When a researcher is collecting information, the data is described in various ways. One of the simplest classifications of data is into primary and secondary. Primary data is information that the researcher collects herself, so it is firsthand data. Secondary data, on the other hand, is information collated by other people, such as studies done by other researchers. Although primary data is ideal for a researcher, as he can home in on the specific information he is looking for, secondary data is also useful, because it can tell the researcher whether his research is new. An important point to note when considering types of primary data is that individual data types can have several descriptors.
Choosing a good sample is essential to data collection, if the researcher wants his data to represent his area of study accurately. As the world is so vast, it is generally impossible to collect all the relevant data from all the relevant subjects or area of interest, so looking only at a sample is necessary. In academia, a respected type of sample determination is randomised control, which uses computers to split a sample population into two groups that are as similar as possible. One group can be used as a control to represent normality for that population, and to compare the other sample group with the difference under study against. Other valid, but not as reliable, types of sample might not have controls, or might be made up of single individuals with a single matched control.
Time of collection
A researcher collecting data from the past, such as how many times the individuals in her sample have ever been to hospital, for example, is collecting "retrospective data." If she recruits people to her study and then follows them over time to see how often the individuals have to go to hospital, then this is called "prospective data."

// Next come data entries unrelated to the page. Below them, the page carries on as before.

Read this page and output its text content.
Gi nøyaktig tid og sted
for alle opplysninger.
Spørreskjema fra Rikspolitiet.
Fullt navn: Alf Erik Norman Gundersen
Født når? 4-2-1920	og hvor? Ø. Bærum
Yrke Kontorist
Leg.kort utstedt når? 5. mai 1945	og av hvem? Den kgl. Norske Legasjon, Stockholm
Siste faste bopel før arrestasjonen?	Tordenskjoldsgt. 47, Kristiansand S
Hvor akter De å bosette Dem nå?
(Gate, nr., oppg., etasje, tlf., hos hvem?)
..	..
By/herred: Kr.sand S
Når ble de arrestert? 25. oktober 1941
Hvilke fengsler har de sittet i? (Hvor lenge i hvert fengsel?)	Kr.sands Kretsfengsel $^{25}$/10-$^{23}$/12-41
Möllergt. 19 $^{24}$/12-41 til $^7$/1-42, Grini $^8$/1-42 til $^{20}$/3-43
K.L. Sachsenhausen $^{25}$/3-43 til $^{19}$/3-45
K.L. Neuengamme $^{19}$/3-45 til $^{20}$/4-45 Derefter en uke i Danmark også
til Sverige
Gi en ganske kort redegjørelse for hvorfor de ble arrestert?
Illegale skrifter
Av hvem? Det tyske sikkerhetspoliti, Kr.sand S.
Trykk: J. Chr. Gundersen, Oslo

Observational versus interventional
Some types of primary data are simply collected from a sample without the researcher making any change to the sample. One-off surveys of householders about typical broadband usage is one example of an observational study, but more complex studies can also be observational, such as following a group of people accidentally exposed to radiation. Interventional data, though, requires the researcher to change an aspect of the sample, such as administering a new drug and then assessing the people involved over time to see what the effects of the drug intervention are.
Methods of collection
Asking people directly is one way of collecting primary data. Ways to do this include via questionnaire, over the phone, using household surveys or interviews with individuals. Group observation is another way of collecting data. For researching information about fields of interest that do not involve people, direct observation is useful, as the researcher has to make her own measurements.
Quantity versus quality
Data comes in various forms, and the forms that are used most often depend on the field of interest of the researcher. Sociologists and psychologists, for example, are interested in abstract concepts like feelings, knowledge and behaviour, which are all types of qualitative data. Quantitative data, on the other hand, involve information that is either numerical or can be easily converted into statistics, and is more likely to be collected in fields like finance and medicine.